Majority of people considers Vertical lines looks longer than horizontal ones when they see the above image in spite both the lines are of same length.

The vertical-horizontal illusion is the tendency for observers to overestimate the length of a vertical line relative to a horizontal line that has the same length. This involves a bisecting component that causes the bisecting line to appear longer than the line that is bisected. People often overestimate or underestimate the length of the bisecting line relative to the bisected line of the same length. This even happens if people are aware that the lines are of the same length.

There are several different configurations of the vertical–horizontal illusion. The three configurations which seem to produce the highest illusion magnitude are the L configuration, the plus (+) configuration, and the inverted-T configuration.
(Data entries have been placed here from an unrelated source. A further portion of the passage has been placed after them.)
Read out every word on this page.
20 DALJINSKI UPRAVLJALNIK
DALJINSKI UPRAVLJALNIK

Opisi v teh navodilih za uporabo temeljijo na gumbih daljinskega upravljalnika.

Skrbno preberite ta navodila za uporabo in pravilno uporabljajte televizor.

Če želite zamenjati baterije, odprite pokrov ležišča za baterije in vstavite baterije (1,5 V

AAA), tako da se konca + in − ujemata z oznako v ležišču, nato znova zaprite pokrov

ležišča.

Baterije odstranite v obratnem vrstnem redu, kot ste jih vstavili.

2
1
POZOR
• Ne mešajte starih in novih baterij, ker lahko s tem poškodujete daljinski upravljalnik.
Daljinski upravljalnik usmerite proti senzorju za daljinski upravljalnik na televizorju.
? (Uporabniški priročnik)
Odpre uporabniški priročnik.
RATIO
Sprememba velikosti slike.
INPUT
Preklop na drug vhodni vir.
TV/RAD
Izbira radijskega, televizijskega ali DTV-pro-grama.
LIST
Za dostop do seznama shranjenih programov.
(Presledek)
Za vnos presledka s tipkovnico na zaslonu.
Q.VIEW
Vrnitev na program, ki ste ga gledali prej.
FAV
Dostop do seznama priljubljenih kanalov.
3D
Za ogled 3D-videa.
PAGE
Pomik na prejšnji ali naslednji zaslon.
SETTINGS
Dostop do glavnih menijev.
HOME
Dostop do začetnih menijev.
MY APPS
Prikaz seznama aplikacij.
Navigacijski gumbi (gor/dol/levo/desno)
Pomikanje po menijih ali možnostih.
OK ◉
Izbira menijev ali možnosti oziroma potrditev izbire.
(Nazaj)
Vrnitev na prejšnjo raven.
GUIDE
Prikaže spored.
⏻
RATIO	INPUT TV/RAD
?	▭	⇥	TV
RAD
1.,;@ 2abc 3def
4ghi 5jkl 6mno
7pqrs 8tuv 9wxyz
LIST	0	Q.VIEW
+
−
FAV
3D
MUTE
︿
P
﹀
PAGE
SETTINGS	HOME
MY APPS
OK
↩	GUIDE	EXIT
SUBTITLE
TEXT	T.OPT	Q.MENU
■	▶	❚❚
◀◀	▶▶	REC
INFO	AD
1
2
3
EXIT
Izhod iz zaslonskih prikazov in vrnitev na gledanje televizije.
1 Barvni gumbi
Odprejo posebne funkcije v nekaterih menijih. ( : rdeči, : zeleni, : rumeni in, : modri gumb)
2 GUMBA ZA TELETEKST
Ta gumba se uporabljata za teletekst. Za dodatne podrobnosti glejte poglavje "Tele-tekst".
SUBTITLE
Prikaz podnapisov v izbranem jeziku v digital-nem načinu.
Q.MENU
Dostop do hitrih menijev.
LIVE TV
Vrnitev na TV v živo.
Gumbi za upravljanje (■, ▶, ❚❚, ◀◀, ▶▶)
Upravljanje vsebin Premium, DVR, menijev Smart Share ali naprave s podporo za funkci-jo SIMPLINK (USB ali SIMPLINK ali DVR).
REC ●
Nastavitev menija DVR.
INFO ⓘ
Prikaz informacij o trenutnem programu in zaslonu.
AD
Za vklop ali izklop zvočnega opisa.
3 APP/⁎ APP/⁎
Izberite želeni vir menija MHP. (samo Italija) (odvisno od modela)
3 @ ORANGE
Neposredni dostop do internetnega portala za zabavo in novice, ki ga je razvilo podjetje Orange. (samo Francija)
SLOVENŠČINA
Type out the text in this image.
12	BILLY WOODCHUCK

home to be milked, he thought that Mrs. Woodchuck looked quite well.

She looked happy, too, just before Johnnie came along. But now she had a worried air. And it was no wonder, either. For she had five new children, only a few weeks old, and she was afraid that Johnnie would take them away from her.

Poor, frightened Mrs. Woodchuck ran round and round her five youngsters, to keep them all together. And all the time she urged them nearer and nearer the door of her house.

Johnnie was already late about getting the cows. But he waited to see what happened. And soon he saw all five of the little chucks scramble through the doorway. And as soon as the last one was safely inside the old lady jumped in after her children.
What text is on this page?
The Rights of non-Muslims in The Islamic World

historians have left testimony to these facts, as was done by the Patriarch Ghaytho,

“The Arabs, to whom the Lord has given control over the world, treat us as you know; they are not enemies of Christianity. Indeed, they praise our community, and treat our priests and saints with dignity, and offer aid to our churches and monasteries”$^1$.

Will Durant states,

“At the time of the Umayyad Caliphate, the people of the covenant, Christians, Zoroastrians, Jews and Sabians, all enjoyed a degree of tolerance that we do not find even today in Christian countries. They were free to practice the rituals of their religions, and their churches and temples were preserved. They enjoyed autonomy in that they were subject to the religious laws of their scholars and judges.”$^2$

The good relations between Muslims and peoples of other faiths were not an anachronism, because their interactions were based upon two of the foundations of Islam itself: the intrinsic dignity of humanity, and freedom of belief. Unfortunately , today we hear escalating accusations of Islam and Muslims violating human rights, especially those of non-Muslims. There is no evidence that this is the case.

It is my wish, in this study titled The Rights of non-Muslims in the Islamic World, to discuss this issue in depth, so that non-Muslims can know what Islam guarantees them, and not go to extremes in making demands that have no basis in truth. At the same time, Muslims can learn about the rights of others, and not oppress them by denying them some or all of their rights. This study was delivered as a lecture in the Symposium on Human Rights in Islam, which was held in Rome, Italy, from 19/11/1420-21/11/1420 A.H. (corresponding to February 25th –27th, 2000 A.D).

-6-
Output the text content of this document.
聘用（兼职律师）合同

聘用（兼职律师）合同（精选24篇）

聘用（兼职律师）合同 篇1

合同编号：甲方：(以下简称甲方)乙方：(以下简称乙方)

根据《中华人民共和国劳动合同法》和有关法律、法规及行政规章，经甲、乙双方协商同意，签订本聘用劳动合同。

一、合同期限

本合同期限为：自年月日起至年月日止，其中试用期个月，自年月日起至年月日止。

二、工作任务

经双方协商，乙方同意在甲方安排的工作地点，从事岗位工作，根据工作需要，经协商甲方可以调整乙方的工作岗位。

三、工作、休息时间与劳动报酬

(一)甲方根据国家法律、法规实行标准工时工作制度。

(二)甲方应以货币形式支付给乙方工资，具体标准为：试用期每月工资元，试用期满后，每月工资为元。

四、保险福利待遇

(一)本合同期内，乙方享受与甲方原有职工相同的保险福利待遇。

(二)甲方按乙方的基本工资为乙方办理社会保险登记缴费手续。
Of these three, the inverted-T configuration produces the highest illusion magnitude. When the bisecting line of the T illusion is configured horizontally, the illusion magnitude is lowered. However, when the bisecting line of the T illusion is configured vertically, the illusion magnitude is higher.

A gradual decrease in error of vertical–horizontal illusions occur as participants age increases from eight to fourteen years. This decrease in error is attributed to the child’s improved ability to detect and de-center their attention in a visual display, i.e. position their body differently to gain other perspectives. Children who showed greater personal independence, verbal articulation, and visual scanning ability were more effective and resourceful in their ability to gauge vertical–horizontal illusions.